Sometimes it’s the most seemingly random interactions that go on to have the greatest impact on our lives. This is the topic explored in Arrival & Departure, a play written and directed by Stephen Sachs and inspired by the 1945 film Brief Encounter. Now in its world premiere at the Fountain Theatre in Los Angeles, Arrival & Departure tells the story of a deaf man and a hard-of-hearing woman who meet in a modern day New York City subway station and are unable to ignore the connection that develops between them.

Presented fully in both American Sign Language and spoken English, the play introduces us to Emily (Deanne Bray), a hard-of-hearing woman who is fluent in both languages, speaking with the help of hearing aids. This enables her to communicate with her hearing husband, Doug (Brian Robert Burns), a well-meaning man who has never, to Emily’s great frustration, made much of an effort to learn ASL. They also have a hearing daughter, Jule (Aurelia Myers), who is in middle school and dipping her toes into the idea of boys and dating for the first time. One day in the Dunkin Donuts in a subway station, Emily gets something in her eye, and a stranger assists her. This stranger is Sam (Troy Kotsur), a deaf man who communicates solely via ASL. Intrigued by the rare opportunity to interact with someone who is deaf, Emily quickly develops a friendship with him.
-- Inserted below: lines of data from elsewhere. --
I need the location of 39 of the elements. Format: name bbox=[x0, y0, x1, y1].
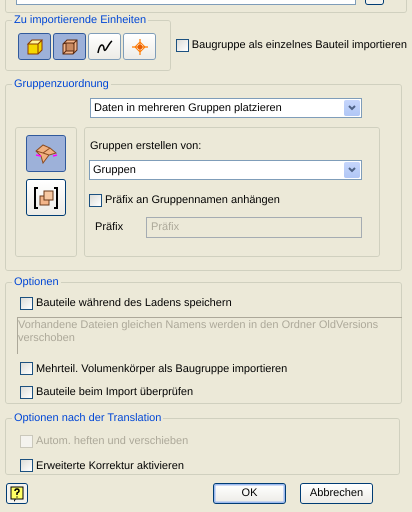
dropdown[interactable]: Gruppen bbox=[89, 160, 362, 180]
wireframe-cube-icon bbox=[60, 38, 78, 56]
toolbar-button[interactable] bbox=[53, 33, 86, 60]
group-title: Zu importierende Einheiten bbox=[12, 13, 148, 27]
dropdown[interactable]: Daten in mehreren Gruppen platzieren bbox=[90, 98, 362, 118]
checkbox[interactable] bbox=[20, 296, 33, 310]
help-button[interactable] bbox=[6, 483, 28, 504]
curve-icon bbox=[96, 38, 114, 56]
checkbox[interactable] bbox=[176, 39, 189, 52]
help-icon bbox=[10, 486, 24, 502]
toolbar-button[interactable] bbox=[88, 33, 121, 60]
group-title: Gruppenzuordnung bbox=[12, 77, 111, 91]
checkbox-label: Autom. heften und verschieben bbox=[36, 434, 188, 449]
bracketed-squares-icon bbox=[33, 184, 59, 210]
chevron-down-icon bbox=[344, 162, 360, 178]
cube-icon bbox=[26, 38, 44, 56]
info-text: Vorhandene Dateien gleichen Namens werden in den Ordner OldVersions verschoben bbox=[17, 316, 402, 354]
dialog-button[interactable]: Abbrechen bbox=[300, 483, 373, 504]
group-title: Optionen bbox=[12, 275, 61, 289]
group-title: Optionen nach der Translation bbox=[12, 411, 164, 425]
field-label: Präfix bbox=[95, 220, 124, 235]
checkbox-label: Bauteile während des Ladens speichern bbox=[36, 296, 232, 311]
dialog-button[interactable]: OK bbox=[213, 483, 286, 504]
checkbox[interactable] bbox=[89, 194, 102, 207]
toolbar-button[interactable] bbox=[18, 33, 51, 60]
browse-button[interactable] bbox=[365, 0, 384, 5]
checkbox-label: Bauteile beim Import überprüfen bbox=[36, 385, 194, 400]
text-field[interactable] bbox=[16, 0, 356, 5]
checkbox-label: Mehrteil. Volumenkörper als Baugruppe importieren bbox=[36, 362, 288, 376]
checkbox[interactable] bbox=[20, 362, 33, 376]
checkbox-label: Baugruppe als einzelnes Bauteil importieren bbox=[192, 38, 407, 54]
checkbox-label: Erweiterte Korrektur aktivieren bbox=[36, 458, 184, 474]
field-label: Gruppen erstellen von: bbox=[90, 140, 202, 153]
checkbox-label: Präfix an Gruppennamen anhängen bbox=[105, 193, 280, 208]
mode-button[interactable] bbox=[26, 179, 66, 216]
checkbox[interactable] bbox=[20, 386, 33, 399]
checkbox[interactable] bbox=[20, 459, 33, 472]
chevron-down-icon bbox=[344, 100, 360, 116]
crosshair-icon bbox=[130, 38, 148, 56]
They begin to meet weekly in the subway station, both increasingly aware of the potential inappropriateness of their relationship. Sam is married with children and also a teacher and filmmaker who finds a muse of sorts in Emily, while she finds herself enchanted by the way Sam signs, and how different their connection is from what she experiences at home, and from anything she has experienced in many years.

In a subplot set in the same subway station, Russell (Shon Fuller), a cop, relentlessly flirts with Mya (Jessica Jade Andres), who works at the Dunkin Donuts. Mya is fresh out of a bad serious relationship and Russell is coping with some trauma in his own past, and she eventually acquiesces to going on a date with him. Meanwhile, Emily and Sam’s daughter, Jule begins messaging a boy on an online dating app for the first time, but the person she is newly infatuated with may not be what they seem.

The issues of infidelity raised in this story are difficult ones, and the morally grey area the central relationship falls into makes the characters hard to sympathize with at times. But there is no denying that Kotsur and Bray, who are married in real life, are magnetic to watch together, and the production does an excellent job of presenting the show in both languages. When only English is being used, the dialogue appears in projections for the audience to read, and during interactions only in ASL, two members of the ensemble (Adam Burch and Stasha Surdyke) speak Emily and Sam’s lines.

Bray in particular is giving a truly lovely, nuanced performance. You can sense her simultaneous hesitation and undeniable curiosity in every early interaction with Sam, and even when the play takes her desperation a bit too far in an unearned moment at the end, she nearly sells it. The contrast between Emily’s communications with Sam and with Doug and Jule is intentionally striking, both in terms of the language they use to communicate and the type of person she allows herself to be. All of the characters in the piece are thoughtfully drawn. Even Doug, whom you may expect to be vilified to help the story, is not—he is by and large a kind, if occasionally ignorant, husband and father, and shows growth throughout the play.

One element that never quite pays off is an underlying theme of Christianity. Emily has been taking classes at the church and is set to be baptized soon, which Doug, a devout churchgoer, is thrilled about. Aside from some pointed dialogue about sinners and the suggestion that Emily is looking to fill a void in her life with something, anything, and she was hopeful church may be that thing until she finds it in Sam instead, this aspect ultimately feels unnecessary to her character development.

While the story told in Arrival & Departure may not be breaking the mold, the form it is told in is. It is wonderful to see Bray and Kotsur, two talented deaf actors, get to tell this story, giving deaf and hard-of-hearing patrons accessible theater and hopefully teaching hearing audience members something about deaf culture and communication barriers they may not encounter in their everyday lives. It is quite intentional that the setting in which Emily and Sam have some of their most revealing conversations in silence is a New York City subway station, one of the loudest environments in modern life, and that juxtaposition provides a nice lens into a classic story with a new twist.
Arrival & Departure runs at the Fountain Theatre in Hollywood through September 30th. The running time is 90 minutes, no intermission. Performances are Mondays, Fridays, and Saturdays at 8pm and Sundays at 2pm. Tickets start at $35 and can be purchased here. There are discounted tickets available for students and seniors, subject to availability pay-what-you-can tickets on Monday nights, and $20 rush tickets 15 minutes before curtain, subject to availability.